Dadurch ist der Führungsrahmen FR fest mit der Verdrahtungsplatte VP verbindbar und
somit eine sichere Masseverbindung zwischen den in den Filtereinheiten FLT1,2 realisierten
Filterschaltungen und den Erdpotentialflächen der Verdrahtungsplatte VP herstellbar
bzw. garantiert.
[0014] Gemäß FIG 1 und FIG 2 kann eine ein Gegengensteckverbinder GV aufweisende und an
die Form des Führungsrahmens FR angepaßte Griffschale GS über den Führungsrahmen FR
geschoben werden, wobei im aufgeschobenen Zustand der Griffschale GS die durch die
Durchgangsöffnungen des Führungsrahmens FR geführten Kontaktstifte KS im entsprechend
angeordneten Gegensteckverbinder GV stecken und somit eine elektrische Verbindung
zwischen den an die Kontaktstifte KS der Verdrahtungsplatte VP herangeführten Signalleitungen
und entsprechenden mit dem Gegensteckverbinder GV verbundenen Signalleitungen - nicht
dargestellt - hergestellt ist. Gemäß dem Ausführungsbeispiel ist die Innenseite der
Griffschale GS mit einer externe und interne Störstrahlung abweisenden Metallschicht
MS bzw.

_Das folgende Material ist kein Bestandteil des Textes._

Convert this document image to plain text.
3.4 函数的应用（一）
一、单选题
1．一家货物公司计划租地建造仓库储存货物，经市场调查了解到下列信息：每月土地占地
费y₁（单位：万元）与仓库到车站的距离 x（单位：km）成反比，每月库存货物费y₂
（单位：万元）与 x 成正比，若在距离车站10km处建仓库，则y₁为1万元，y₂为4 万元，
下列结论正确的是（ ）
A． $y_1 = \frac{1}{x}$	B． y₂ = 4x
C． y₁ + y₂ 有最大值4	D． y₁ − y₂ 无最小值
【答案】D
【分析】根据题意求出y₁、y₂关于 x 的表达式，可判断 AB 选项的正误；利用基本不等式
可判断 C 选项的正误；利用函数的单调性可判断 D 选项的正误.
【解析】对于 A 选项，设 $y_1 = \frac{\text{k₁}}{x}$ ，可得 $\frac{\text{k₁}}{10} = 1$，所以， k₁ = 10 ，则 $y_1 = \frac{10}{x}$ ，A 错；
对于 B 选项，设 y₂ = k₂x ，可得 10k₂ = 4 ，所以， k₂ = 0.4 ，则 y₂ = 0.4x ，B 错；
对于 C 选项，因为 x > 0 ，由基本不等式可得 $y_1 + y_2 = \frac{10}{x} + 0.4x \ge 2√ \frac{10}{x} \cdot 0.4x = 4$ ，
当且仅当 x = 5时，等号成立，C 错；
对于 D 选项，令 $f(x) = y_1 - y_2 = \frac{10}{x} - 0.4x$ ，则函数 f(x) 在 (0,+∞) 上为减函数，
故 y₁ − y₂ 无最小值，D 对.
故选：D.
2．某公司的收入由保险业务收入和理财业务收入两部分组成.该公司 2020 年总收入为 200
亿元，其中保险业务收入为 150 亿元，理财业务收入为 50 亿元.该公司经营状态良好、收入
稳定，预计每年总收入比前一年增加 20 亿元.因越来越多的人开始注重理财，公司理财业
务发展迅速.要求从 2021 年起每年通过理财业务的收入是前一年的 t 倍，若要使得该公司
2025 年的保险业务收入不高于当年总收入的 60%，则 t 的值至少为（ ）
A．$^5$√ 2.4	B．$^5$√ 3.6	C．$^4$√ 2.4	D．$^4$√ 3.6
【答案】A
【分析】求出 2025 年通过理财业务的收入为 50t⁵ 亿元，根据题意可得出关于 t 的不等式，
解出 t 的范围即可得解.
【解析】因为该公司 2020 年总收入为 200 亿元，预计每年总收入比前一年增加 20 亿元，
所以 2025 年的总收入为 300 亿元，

Metall-Abschirmung ausgekleidet. Bei auf den Führungsrahmen FR aufgeschobener
Griffschale GS ist die Metall-Abschirmung MS nach FIG 2 über Anschlußelemente MA mit
den Erdpotentialflächen GND der Verdrahtungsplatte VP elektrisch leitend verbunden,
wodurch eine sichere Masseverbindung zwischen der Verdrahtungsplatte VP und der Metall-Abschirmung
der Griffschale GS hergestellt ist und somit die von der Griffschale GS umschlossenen
elektrischen Bauelemente KS, FLT1,2, GV, FR optimal gegen auftretende Störstrahlung
abgeschirmt sind.
[0015] Gemäß FIG 1 kann die Griffschale GS im auf den Führungsrahmen FR aufgeschobenen Zustand
mit Hilfe zweier an den Stirnseiten der Griffschale GS angeordneter Befestigungseinheiten
WB an den Befestigungseinheiten BE des Führungsrahmens FR oder an den Gegenbefestigungseinheiten
GE der Verdrahtungsplatte VP arretiert werden, um eine sichere elektrische Verbindung
zwischen den Kontaktstiften KS der Verdrahtungsplatte VP und dem in der Griffschale
GS angeordneten Gegensteckverbinder GV sowie eine sichere Masseverbindung zwischen
den Erdpotentialflächen GND der Verdrahtungsplatte VP und der in der Griffschale GS
angeordneten Metall-Abschirmung MS zu gewährleisten. Vorteilhaft ist die Griffschale
GS mit Hilfe einer Schraubverbindung an dem Führungsrahmen FR bzw. an der Verdrahtungsplatte
VP fixiert.
1. Filter-Steckvorrichtung für eine zumindest eine Erdpotentialfläche (GND) aufweisende
Halteplatte (VP) mit eingesetzten Kontaktstiften (KS), welche senkrecht durch die
Halteplatte (VP) geführt sind,
bei der zumindest ein mehrere Durchgangsöffnungen für die Kontaktstifte (KS) aufweisendes
und an die Kontaktstifte (KS) angepaßtes Führungselement (FR) zur Aufnahme von Steckern
(GV) auf die durch die Halteplatte (VP) geführten Kontaktstifte (KS) aufsteckbar ist,
bei der zwischen der Halteplatte (VP) und dem aufgestecktem Führungselement (FR) zumindest
ein mehrere Durchgangsöffnungen für die Kontaktstifte (KS) aufweisendes und an die
Kontaktstifte (KS) angepaßtes Filterelement (FLT1,2) angeordnet ist
dadurch gekennzeichnet,
daß das zumindest eine Filterelement (FLT1,2) zumindest ein Anschlußelement (AE) aufweist,
wobei im aufgesteckten Zustand des Führungselementes (FR) das zumindest eine Anschlußelement
(AE) des zumindest einen Filterelementes (FLT1,2) auf die zumindest eine Erdpotentialfläche
(GND) der Halteplatte (VP) gedrückt wird und somit das zumindest eine Anschlußelement
(AE) und die zumindest eine Erdpotentialfläche (GND) elektrisch leitend verbunden
sind.
2. Filter-Steckvorrichtung nach Anspruch 1,
dadurch gekennzeichnet,
daß das Führungselement (FR) zumindest eine an das zumindest eine Filterelement (FLT1,2)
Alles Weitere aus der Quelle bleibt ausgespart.